La pression statique est encore utilisée pour mesurer l’altitude pression, mesure obligatoire pour la navigation en altitude et zone contrôlée. Pour les avions certifiés, il est obligatoire d’avoir une bonne précision de la mesure de l’altitude pression puisque cette mesure est utilisée pour la séparation des avions en vols. On se demande pourquoi les ULM et avion amateur n’ont pas cette démonstration de précision à faire alors qu’ils peuvent évoluer en espaces contrôlés à plus de 250 km/h pour certains.

Définition de la vitesse conventionnelle Vc ou CAS, Calibrated Airspeed »

            Au lieu de graduer le Badin de pression dynamique en unité de pression (Pascal, ou millibar ou mm d’eau), il est gradué en vitesse de telle façon qu’il indique la vitesse vraie pour un avion se déplaçant dans une atmosphère identique à celle de l’altitude 0 m de l’atmosphère standard.

La vitesse conventionnelle est la vitesse calculée pour une masse volumique de  1.225 kg/m3 correspondant à la pression dynamique donnée par un manomètre parfait qui serait alimenté parfaitement par les vraies pressions totale et statique.

La « vitesse indiquée» Vi est différente de la vitesse corrigée Vc du fait des erreurs de l’instrument et des erreurs des mesures de la pression statique et éventuellement de la pression totale.

La « vitesse indiquée » Vi est différente de la vitesse vraie, « True air speed » (TAS), en raison de la masse volumique de l’air. En plus de l’erreur de statique, l’avion ne vole que très rarement dans les conditions correspondant au principe de graduation de l’anémomètre décrit ci-dessus. C’est uniquement dans ces conditions (par exemple T = 15 °C et p =1013.2mb) que l’on a TAS=V=Vc.

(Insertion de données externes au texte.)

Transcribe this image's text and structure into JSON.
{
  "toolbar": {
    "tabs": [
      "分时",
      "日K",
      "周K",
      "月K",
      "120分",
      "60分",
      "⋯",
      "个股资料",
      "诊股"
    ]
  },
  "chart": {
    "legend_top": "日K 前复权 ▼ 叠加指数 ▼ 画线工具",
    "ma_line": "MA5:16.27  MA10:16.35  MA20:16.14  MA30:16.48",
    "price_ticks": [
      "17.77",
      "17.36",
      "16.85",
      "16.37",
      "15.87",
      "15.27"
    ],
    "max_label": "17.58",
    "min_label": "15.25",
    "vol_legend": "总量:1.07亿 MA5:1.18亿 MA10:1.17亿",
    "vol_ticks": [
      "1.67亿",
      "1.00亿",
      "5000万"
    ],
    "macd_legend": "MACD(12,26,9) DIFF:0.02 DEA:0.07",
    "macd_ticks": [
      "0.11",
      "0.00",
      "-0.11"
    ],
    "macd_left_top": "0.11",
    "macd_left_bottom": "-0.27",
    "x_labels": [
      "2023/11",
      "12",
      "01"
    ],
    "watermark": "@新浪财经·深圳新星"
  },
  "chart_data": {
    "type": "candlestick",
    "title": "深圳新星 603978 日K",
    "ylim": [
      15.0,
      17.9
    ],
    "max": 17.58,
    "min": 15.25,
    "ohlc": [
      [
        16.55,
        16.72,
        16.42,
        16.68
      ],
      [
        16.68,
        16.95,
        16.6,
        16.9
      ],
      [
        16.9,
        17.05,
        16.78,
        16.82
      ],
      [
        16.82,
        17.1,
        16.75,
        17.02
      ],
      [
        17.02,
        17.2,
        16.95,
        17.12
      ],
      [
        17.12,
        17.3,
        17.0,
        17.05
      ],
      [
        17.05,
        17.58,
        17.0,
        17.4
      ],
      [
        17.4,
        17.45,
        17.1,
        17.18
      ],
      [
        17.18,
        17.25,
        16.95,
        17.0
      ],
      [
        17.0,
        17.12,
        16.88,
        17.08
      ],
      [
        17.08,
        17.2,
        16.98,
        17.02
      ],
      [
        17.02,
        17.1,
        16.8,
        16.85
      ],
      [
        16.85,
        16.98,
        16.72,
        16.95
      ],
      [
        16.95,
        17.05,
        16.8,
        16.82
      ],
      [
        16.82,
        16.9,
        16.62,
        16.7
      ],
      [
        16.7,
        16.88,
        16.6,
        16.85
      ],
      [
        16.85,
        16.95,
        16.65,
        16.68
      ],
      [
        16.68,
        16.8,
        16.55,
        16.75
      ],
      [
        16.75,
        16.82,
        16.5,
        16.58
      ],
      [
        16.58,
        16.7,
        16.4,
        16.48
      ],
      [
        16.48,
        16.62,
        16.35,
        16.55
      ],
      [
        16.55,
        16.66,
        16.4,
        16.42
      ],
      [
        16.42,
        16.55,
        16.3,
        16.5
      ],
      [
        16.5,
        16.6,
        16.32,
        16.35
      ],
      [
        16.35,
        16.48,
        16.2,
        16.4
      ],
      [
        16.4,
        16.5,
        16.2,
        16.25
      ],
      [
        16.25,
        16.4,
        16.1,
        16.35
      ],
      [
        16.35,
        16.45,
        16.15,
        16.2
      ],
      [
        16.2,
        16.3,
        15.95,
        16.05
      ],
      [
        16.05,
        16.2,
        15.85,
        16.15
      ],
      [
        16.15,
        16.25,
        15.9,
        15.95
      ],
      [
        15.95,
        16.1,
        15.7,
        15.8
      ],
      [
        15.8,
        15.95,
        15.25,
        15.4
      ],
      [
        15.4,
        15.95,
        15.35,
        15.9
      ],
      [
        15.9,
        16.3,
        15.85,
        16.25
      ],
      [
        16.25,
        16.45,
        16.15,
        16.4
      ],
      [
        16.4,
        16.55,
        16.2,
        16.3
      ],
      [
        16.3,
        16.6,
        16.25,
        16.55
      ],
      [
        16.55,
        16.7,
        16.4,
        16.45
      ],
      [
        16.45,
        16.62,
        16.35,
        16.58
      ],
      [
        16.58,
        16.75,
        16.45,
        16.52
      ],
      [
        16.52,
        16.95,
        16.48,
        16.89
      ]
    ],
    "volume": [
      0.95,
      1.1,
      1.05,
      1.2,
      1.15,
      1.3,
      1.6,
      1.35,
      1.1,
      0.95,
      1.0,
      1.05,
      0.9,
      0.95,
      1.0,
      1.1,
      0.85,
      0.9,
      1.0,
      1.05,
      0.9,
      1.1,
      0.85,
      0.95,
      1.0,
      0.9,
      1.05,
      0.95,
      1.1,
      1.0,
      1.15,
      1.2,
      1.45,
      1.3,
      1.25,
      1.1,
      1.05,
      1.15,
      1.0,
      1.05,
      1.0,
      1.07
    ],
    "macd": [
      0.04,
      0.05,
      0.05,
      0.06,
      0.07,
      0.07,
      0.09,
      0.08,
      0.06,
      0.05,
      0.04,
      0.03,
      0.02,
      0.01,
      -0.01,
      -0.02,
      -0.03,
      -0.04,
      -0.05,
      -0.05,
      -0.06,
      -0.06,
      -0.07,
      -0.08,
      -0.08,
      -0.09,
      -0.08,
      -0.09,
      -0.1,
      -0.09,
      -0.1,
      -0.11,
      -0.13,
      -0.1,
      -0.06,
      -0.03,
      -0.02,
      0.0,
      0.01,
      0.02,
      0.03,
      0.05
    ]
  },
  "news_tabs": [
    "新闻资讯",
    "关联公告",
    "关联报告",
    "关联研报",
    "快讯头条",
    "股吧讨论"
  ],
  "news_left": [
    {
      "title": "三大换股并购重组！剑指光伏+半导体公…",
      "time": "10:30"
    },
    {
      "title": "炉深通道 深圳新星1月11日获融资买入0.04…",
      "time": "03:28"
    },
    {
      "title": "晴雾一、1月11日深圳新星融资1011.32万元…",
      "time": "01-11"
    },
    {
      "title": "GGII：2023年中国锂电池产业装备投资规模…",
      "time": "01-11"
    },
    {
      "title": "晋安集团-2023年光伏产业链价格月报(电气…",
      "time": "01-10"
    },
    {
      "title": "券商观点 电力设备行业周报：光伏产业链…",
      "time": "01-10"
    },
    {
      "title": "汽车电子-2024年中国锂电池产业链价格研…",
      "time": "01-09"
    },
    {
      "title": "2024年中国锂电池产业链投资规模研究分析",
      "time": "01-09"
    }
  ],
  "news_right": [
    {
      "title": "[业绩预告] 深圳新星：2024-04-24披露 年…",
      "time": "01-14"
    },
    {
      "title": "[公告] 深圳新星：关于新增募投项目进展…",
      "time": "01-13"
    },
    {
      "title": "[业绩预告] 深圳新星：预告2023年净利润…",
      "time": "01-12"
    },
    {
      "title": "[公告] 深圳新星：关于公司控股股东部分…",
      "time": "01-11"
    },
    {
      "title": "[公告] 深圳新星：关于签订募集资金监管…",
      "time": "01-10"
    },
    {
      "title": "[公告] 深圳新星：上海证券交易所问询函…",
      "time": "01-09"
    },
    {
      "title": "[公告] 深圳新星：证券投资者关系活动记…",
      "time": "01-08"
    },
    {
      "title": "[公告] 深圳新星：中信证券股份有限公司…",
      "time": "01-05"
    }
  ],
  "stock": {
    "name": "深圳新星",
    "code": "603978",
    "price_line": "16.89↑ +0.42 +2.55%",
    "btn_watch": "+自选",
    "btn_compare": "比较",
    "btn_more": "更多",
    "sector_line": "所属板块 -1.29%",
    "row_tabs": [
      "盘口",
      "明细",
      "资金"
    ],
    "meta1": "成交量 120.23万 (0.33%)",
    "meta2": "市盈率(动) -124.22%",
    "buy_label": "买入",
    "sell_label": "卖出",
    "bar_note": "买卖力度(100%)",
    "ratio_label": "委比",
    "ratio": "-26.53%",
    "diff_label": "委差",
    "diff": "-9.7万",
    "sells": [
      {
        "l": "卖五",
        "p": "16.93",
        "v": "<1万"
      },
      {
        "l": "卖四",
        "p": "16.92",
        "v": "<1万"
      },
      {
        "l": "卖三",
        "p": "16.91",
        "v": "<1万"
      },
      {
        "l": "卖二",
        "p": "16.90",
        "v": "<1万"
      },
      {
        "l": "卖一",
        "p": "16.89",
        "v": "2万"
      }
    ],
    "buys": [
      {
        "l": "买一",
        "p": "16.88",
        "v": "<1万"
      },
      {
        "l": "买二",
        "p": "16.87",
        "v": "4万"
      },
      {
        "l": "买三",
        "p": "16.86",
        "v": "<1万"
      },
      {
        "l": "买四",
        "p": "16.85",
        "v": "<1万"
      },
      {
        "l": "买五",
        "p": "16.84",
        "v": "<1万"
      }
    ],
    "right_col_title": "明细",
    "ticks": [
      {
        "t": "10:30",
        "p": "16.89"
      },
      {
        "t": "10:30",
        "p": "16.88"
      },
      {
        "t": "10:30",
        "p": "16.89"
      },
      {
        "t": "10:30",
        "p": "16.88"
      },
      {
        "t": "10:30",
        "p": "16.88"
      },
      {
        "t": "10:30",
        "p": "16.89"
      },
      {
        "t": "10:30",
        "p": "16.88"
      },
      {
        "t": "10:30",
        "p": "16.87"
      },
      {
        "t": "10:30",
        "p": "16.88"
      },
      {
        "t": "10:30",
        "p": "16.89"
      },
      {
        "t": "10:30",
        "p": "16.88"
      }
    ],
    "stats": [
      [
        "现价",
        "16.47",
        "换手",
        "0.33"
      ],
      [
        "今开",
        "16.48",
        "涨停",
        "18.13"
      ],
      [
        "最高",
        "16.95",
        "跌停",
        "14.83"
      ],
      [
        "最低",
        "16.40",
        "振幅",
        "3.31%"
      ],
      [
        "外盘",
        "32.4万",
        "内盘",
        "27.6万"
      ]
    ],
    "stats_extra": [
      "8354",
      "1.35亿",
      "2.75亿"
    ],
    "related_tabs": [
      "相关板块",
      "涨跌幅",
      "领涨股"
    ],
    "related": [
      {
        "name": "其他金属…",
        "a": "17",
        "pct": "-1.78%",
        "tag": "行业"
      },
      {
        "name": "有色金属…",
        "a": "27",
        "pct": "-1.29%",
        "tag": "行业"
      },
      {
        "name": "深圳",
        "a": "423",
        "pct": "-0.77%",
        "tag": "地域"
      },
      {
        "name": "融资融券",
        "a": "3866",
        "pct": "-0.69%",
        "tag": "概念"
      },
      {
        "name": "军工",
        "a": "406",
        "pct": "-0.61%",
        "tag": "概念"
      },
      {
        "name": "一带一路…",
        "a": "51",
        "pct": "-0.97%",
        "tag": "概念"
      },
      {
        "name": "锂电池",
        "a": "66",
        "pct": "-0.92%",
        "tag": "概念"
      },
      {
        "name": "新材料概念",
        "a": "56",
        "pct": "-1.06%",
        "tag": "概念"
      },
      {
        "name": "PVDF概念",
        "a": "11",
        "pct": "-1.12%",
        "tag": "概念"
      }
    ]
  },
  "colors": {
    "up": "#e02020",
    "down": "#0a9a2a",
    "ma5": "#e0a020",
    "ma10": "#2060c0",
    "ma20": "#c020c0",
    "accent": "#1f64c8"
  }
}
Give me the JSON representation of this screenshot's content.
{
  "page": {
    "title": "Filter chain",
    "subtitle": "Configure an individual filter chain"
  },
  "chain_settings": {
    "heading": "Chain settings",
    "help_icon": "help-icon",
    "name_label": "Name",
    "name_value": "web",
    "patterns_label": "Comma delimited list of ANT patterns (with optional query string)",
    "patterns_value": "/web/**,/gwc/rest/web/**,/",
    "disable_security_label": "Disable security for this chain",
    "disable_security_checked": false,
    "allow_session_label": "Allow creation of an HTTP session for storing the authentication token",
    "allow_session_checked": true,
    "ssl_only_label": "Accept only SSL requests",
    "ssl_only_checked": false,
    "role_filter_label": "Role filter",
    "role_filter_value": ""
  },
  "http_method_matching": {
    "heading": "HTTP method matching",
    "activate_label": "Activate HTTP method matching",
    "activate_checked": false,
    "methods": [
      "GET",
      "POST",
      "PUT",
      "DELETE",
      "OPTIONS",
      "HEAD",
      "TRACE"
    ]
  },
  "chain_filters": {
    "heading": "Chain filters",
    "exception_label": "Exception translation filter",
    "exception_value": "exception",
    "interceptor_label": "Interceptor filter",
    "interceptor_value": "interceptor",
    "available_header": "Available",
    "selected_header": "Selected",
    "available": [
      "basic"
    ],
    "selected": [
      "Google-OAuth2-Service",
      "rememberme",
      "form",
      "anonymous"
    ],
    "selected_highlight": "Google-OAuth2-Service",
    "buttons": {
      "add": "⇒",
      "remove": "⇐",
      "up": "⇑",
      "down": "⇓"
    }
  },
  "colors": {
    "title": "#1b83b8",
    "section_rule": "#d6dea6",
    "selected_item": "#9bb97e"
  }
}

De par sa simplicité l’anémomètre reste le moyen économique sur les avions peu rapide de connaître la vitesse vraie à l’aide de la relation de Bernoulli.

Selon la formule :  q = pt – ps = pression dynamique = 1/2 ρ V²

Ce qui permet de calculer la vitesse vraie, TAS.

ρ TAS²=1.225 Vc²    en écoulement subsonique

En l’absence d’un EFIS complet, un calculateur de la vitesse vraie peut se trouver dans un menu du GPS.

On peut aussi utiliser la formule approximative suivante et ajouter à la Vi :

  • 1% pour 600 ft d’altitude
  • 1% pour 5 °C de plus que l’atmosphère standard.
  • la correction de Vi du manuel de vol.

Note : on rappelle que :

mesure vraie = mesure indiquée + correction = mesure indiquée – l’erreur

Exemple : le compteur de ma voiture indique plus que la vitesse réelle : il a une erreur de 6 km/h et une correction de – 6 km/h.

Les erreurs de la mesure de la pression dynamique

Les erreurs de la mesure de la pression dynamique proviennent :

  • de la prise de pression totale : le Pitot
  • des prises de pression statique (« static port » en anglais) ou de la prise quand elle est unique.
  • de l’instrument Badin lui-même

De la prise  de pression  totale

Un tuyau en aluminium coupé droit fait parfaitement l’affaire. La courbe suivante donne la sensibilité en incidence ou en dérapage de la mesure de pression totale. Si on ne veut pas d’erreur significative, il ne faut pas dépasser 15° d’incidence locale.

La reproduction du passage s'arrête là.